Two alums win 2024 Bright Young People awards

MSW alum Stavi Xinos, who graduated yesterday, and MSW alum Dev Hayostek were both named Bright Young People 2024 by Allies for Health + Wellbeing. They will be recognized Friday, May 3rd. Read about their work and commitments to justice, equity, and inclusion:

Stavi Xinos

Stavi was a master of social work student at the University of Pittsburgh and an intern for The Open Door in 2023-2024.
“I really want to change the world, even in some small capacity,” Stavi said. “I’m very passionate about harm reduction. I’m interested in feminist, community-based, social justice-oriented research that can help inform and reform our policies.”
During undergraduate work, Stavi was placed for field work at a shelter for women who had experienced domestic violence. Stavi has also done research into domestic violence in marginalized communities, which now informs Stavi’s work at The Open Door.

“Part of my work at The Open Door is training the staff on how to intervene in domestic violence so we can build community capacity for it,” Stavi said. “I’ve customized all my work to include and uplift and focus on diverse survivors. When you experience any type of non-normative or marginalized identity, you experience domestic violence very differently. There are a lot of unique barriers to achieving safety and wellbeing.”


Dev Hayostek

MSW alum Dev Hayostek, LSW (he/him/his, they/them/theirs) is lead prevention educator in the Office for Sexual Violence Prevention & Education which is housed in the Office for Equity, Diversity, & Inclusion at the University of Pittsburgh.

“We don’t talk a lot about relationships and what it looks like when it’s healthy,” Dev said. “We see a lot if depiction in the media of what it looks like when it’s not healthy, when it’s harmful.

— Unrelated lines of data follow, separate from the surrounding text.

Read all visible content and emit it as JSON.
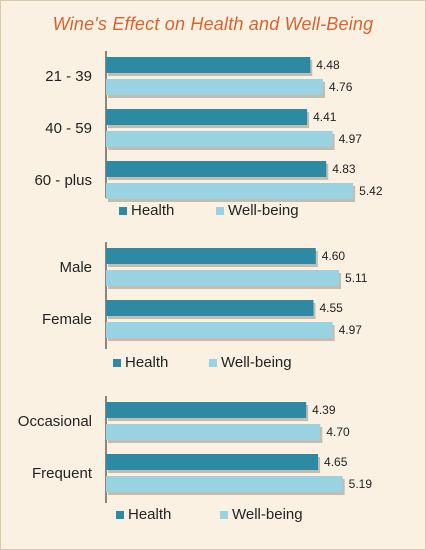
{
  "title": "Wine's Effect on Health and Well-Being",
  "colors": {
    "health": "#2e8aa3",
    "wellbeing": "#99d2e0",
    "axis": "#1a1a1a",
    "text": "#222222",
    "title": "#d9632e",
    "background": "#fbf1e3"
  },
  "chart_data": [
    {
      "type": "bar",
      "orientation": "horizontal",
      "categories": [
        "21 - 39",
        "40 - 59",
        "60 - plus"
      ],
      "series": [
        {
          "name": "Health",
          "values": [
            4.48,
            4.41,
            4.83
          ]
        },
        {
          "name": "Well-being",
          "values": [
            4.76,
            4.97,
            5.42
          ]
        }
      ],
      "legend": "bottom",
      "data_labels": true
    },
    {
      "type": "bar",
      "orientation": "horizontal",
      "categories": [
        "Male",
        "Female"
      ],
      "series": [
        {
          "name": "Health",
          "values": [
            4.6,
            4.55
          ]
        },
        {
          "name": "Well-being",
          "values": [
            5.11,
            4.97
          ]
        }
      ],
      "legend": "bottom",
      "data_labels": true
    },
    {
      "type": "bar",
      "orientation": "horizontal",
      "categories": [
        "Occasional",
        "Frequent"
      ],
      "series": [
        {
          "name": "Health",
          "values": [
            4.39,
            4.65
          ]
        },
        {
          "name": "Well-being",
          "values": [
            4.7,
            5.19
          ]
        }
      ],
      "legend": "bottom",
      "data_labels": true
    }
  ]
}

It’s important to me that both we normalize having conversations about relationships that are not working out the way that we had hoped. There’s more people than we realize that are in unhealthy relationships, that are in abusive relationships, that are victims and survivors of sexual violence, and they don’t know it because they don’t have the language. We need that language to be able to communicate, and we’re just not taught it.”

Dev works with students, faculty and staff at Pitt, doing programming around healthy relationships and conflict resolution as well as discussing the nuances of sexual violence. “It can be very heavy sometimes, but I love my job,” Dev said.